17 years ago (or so), as the first dot com bubble was heating up, services and audience were over promised and overhyped. Our technology, hardware, languages, framework, etc were not able to live up to the hype sold around the famous disasters of that time. Right now, our tools, workforce, and culture have caught up to delivering on that original vision. And so, the next generations see what’s lacking and what it could be and get frustrated (the true catalyst of change).
Right now, our technology is built largely around centralizing experience. Look to Facebook, github or amazon for examples of centralized experience. Look back at MySpace for am approach that more closely resembles the free form collaborative internet (In all its good and badness).
Here’s my 10 year prediction: we are currently seeing development and traction of the technologies that will form the foundation of the next wave of collaboration.
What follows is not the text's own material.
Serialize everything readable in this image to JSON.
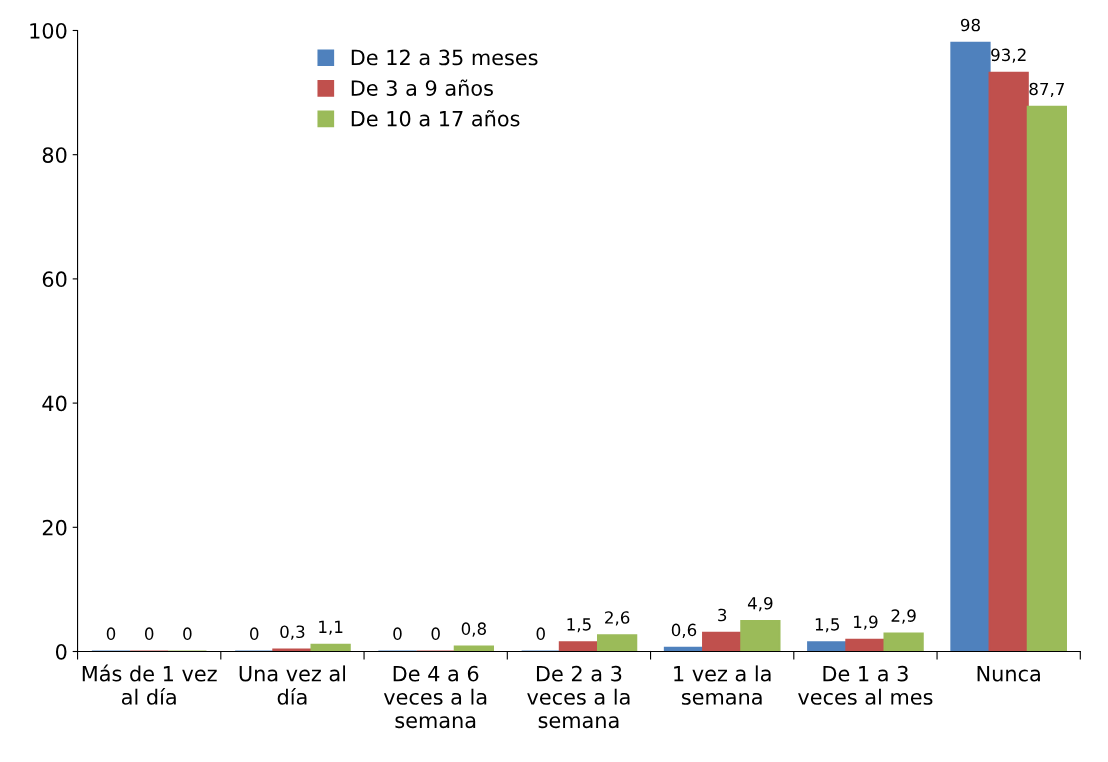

BitTorrent, block chain, git, html5, paxos/raft, functionally inspired approaches (if not actually functional languages) will be used to build the next levels of collaboration. We need to figure out new levels of decentralized trust to allow anonymous code execution on our machines (as JavaScript does today… perhaps). Even today, though, we can build subnetworks to test ideas like this out. Nothing has changed to prevent this, just some experiences that shun this openness have gotten immensely popular.
The economics changed.
It’s not an accident that things that shun openness got popular: they got popular because lots of money was invested in them, with the expectation of a return.
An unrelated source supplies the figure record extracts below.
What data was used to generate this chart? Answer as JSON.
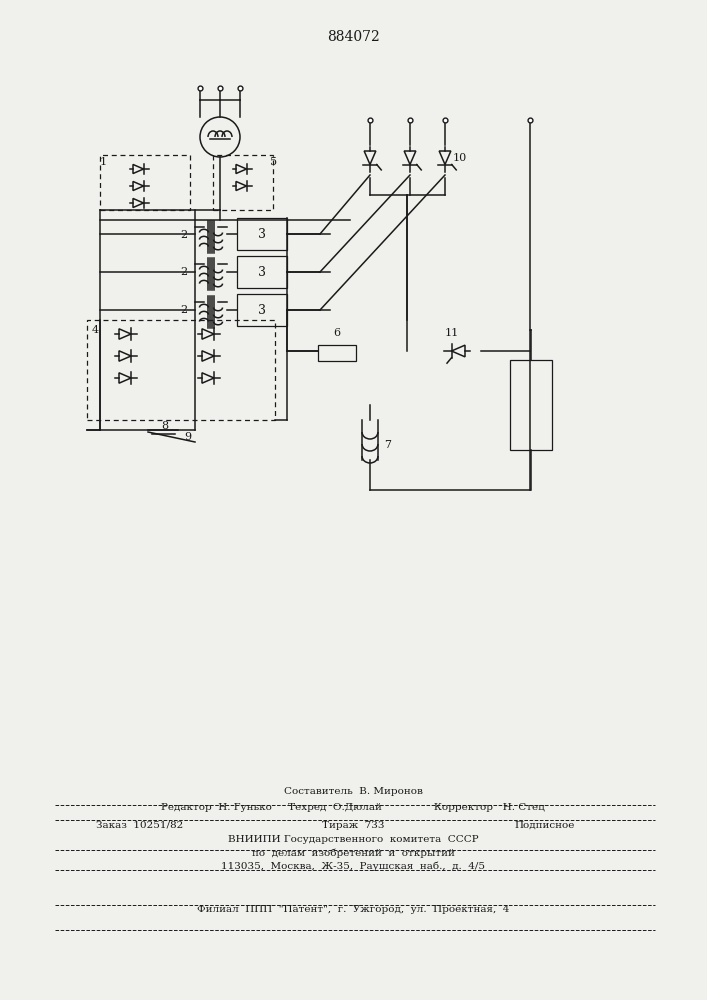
{
  "title": "884072",
  "bg_color": "#f0f0ec",
  "line_color": "#1a1a1a",
  "footer": {
    "line1": "Составитель  В. Миронов",
    "line2": "Редактор  Н. Гунько     Техред  О.Дюлай                Корректор   Н. Стец",
    "line3": "Заказ  10251/82           Тираж  733                   Подписное",
    "line4": "ВНИИПИ Государственного  комитета  СССР",
    "line5": "по  делам  изобретений  и  открытий",
    "line6": "113035,  Москва,  Ж-35,  Раушская  наб.,  д.  4/5",
    "line7": "Филиал  ППП  \"Патент\",  г.  Ужгород,  ул.  Проектная,  4"
  }
}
It’s not impossible to make money off decentralised networks, but centralised products are a much safer bet.
It’s the client server model. It’s too hard to deploy for normal people to have first class privately controlled network presence (webserver, smtp etc). The assumption that systems have to be consistent to work also makes it veeeerrry difficult to scale anything without a well monied central presence ie a company.
We also have not always had such good tools and languages for collaboration as we have now. HTML5 is so rich. WebGL? Cryptocurrency? They’re enough to keep us going for a long time. Sure, Bitcoin is a bit hard to use but that’ll change as soon as something really needs it to change.
Many ISP make it a violation of their policy to run your own HTTP server from your house.
Excellent point. I mentioned heroku mainly because, from my pint of view, I see AWS as something that can create the ability for is to run as much or as little of our own presence as we want. While I think “running my own server” has helped me greatly as a developer, I don’t think the important lessons about sysadmin I’ve learned couldn’t have come from managing a remotely hosted service.